Poranek, czy też wieczorek budzi nas kakofonią wrzasków, trąbień, ryku starych diesli. Widok z okna na dworzec.
Wychodzimy wczesnym popołudniem. Spacer po targowisku i szybka przekąska w lokalnej knajpie.
Kebab (a jakże), z kukurydzą, oliwkami, mięsem z nie wiem czego. Zapraszają nas na górę, do „Jadalni” ewidentnie stworzonej na innych gabarytowo ludzi niż my.
Wsuwamy nasze kebabcze jednocześnie obserwujac wspaniałość okolicy. Głowna droga, kolumna aut, smród spalin. Wózek, na nim zarżniete kozy i owce. Z wózka kapie krew, krew chłepce pies. Obok siedzi dziad proszący o kasę. Śmieci góry. Wracamy do hotelu po rzeczy. Koło hotelu – hałda gruzu, śmieci, po jej środku – zajezdnia lokalnej komunikacji krótkodystansowej. Ściśnięci ludzie w autobusikach, dziesiątki ludzi sortujące gruz i śmieci, dosłownie 5 minut mojego kuśtykania od głównej drogi miasta.

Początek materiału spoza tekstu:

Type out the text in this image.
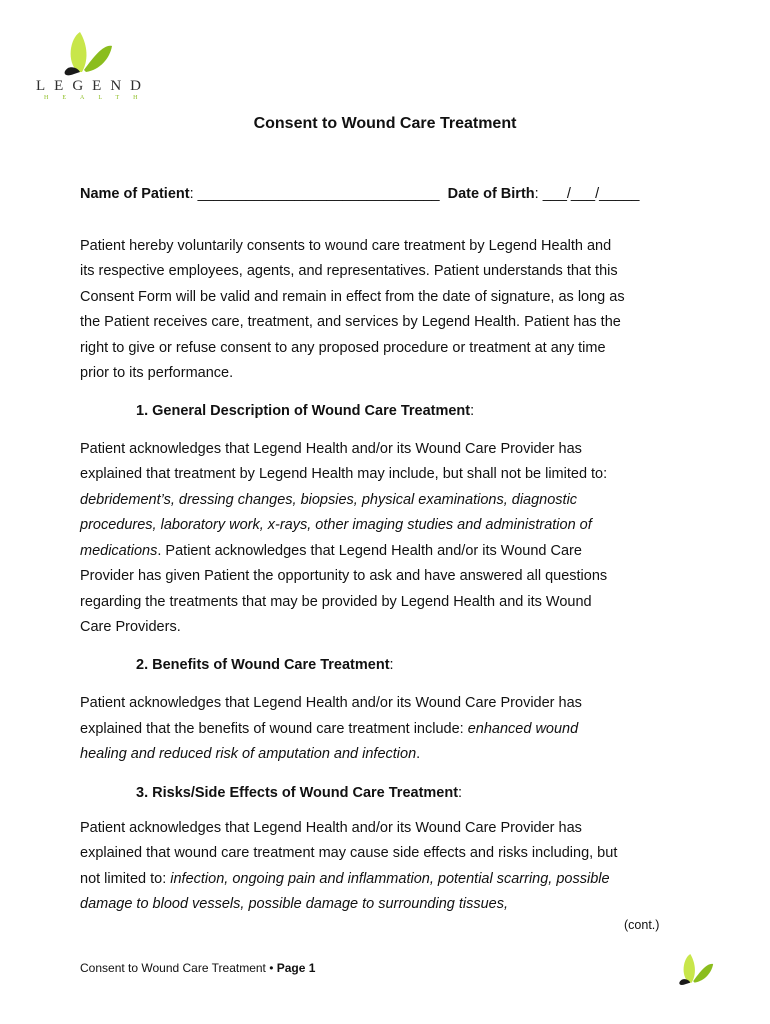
LEGEND
HEALTH
Consent to Wound Care Treatment
Name of Patient: ______________________________ Date of Birth: ___/___/_____
Patient hereby voluntarily consents to wound care treatment by Legend Health and
its respective employees, agents, and representatives. Patient understands that this
Consent Form will be valid and remain in effect from the date of signature, as long as
the Patient receives care, treatment, and services by Legend Health. Patient has the
right to give or refuse consent to any proposed procedure or treatment at any time
prior to its performance.
1. General Description of Wound Care Treatment:
Patient acknowledges that Legend Health and/or its Wound Care Provider has
explained that treatment by Legend Health may include, but shall not be limited to:
debridement’s, dressing changes, biopsies, physical examinations, diagnostic
procedures, laboratory work, x-rays, other imaging studies and administration of
medications. Patient acknowledges that Legend Health and/or its Wound Care
Provider has given Patient the opportunity to ask and have answered all questions
regarding the treatments that may be provided by Legend Health and its Wound
Care Providers.
2. Benefits of Wound Care Treatment:
Patient acknowledges that Legend Health and/or its Wound Care Provider has
explained that the benefits of wound care treatment include: enhanced wound
healing and reduced risk of amputation and infection.
3. Risks/Side Effects of Wound Care Treatment:
Patient acknowledges that Legend Health and/or its Wound Care Provider has
explained that wound care treatment may cause side effects and risks including, but
not limited to: infection, ongoing pain and inflammation, potential scarring, possible
damage to blood vessels, possible damage to surrounding tissues,
(cont.)
Consent to Wound Care Treatment • Page 1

Słońce zachodzi, przedziwny zachód słońca skąpany w smogu autobusów z dworca.
W pierwszych ciemnościach wracamy na dworzec. Bilety – są. 3 ostatnie bilety do Dakhli! Pan w brązowym fartuchu sprzedaje je, waży nasze bagaże, kupujemy osobne bilety na bagaż, bagaże ladują na wózku, autobus będzie za około godzinę.
Przyczepia się do nas jakiś lokalny żul, nie wiem co mu się stało, nigdy czegoś takiego nie widziałem. Z całej twarzy, oczu, nosa, ust, cieknie mu przeźroczyste coś. Sztacha się czymś z worka, klej czy rozpuszczalnik jakiś, ale ewidentnie organizm źle to znosi. Jeffe w fartuchu nadciąga z odsieczą, odgania żula miotłą na długim trzonku i na wszelki wypadek zostaje z nami gdyby żuł miał wrócić. Autobus nadciąga, wtacza się na stop, otwiera czeluście bagażnika gdzie Jeffe de Fartuch energicznie upycha nasze bagaże, ja na wszelki wypadek czekam by upewnić się, że nic nie zostało. Jeffe zajęty, ja odwrócony tyłem. Szturchanie w plecy. Odwracam się a tam... A jakże, żul kleisty... Daj kasę, uniwersalne zawołanie. Facet z prawdziwym agresorem napędzonym wcześniej miotłą, robi się słabo wesoło, tym bardziej że jestem sam, a w zasiegu wzroku miotły nie mam. Taki „The last of us” butapren edition, na moje OI!!! odwraca się Jeffe i bierze gniew żula na siebie i swą miotłę, ja czmycham do autobusu. Okazuje się, że sytuację pilnie obserwował Slider, mój Hodor nie pozwolił odjechać autobusowi beze mnie na pokładzie. Drzwi zamkniete, sprawdzenie papierów – kierowca sprawdza nasze paszporty, liczy kopie ksero paszportu na każdy check point. Pozwala w końcu usiąść na samym tyle, tam gdzie zawsze siadały te popularne dzieci w klasie 😊 W ciemym autobusie zajmujemy miejsca i ruszamy na pustynię!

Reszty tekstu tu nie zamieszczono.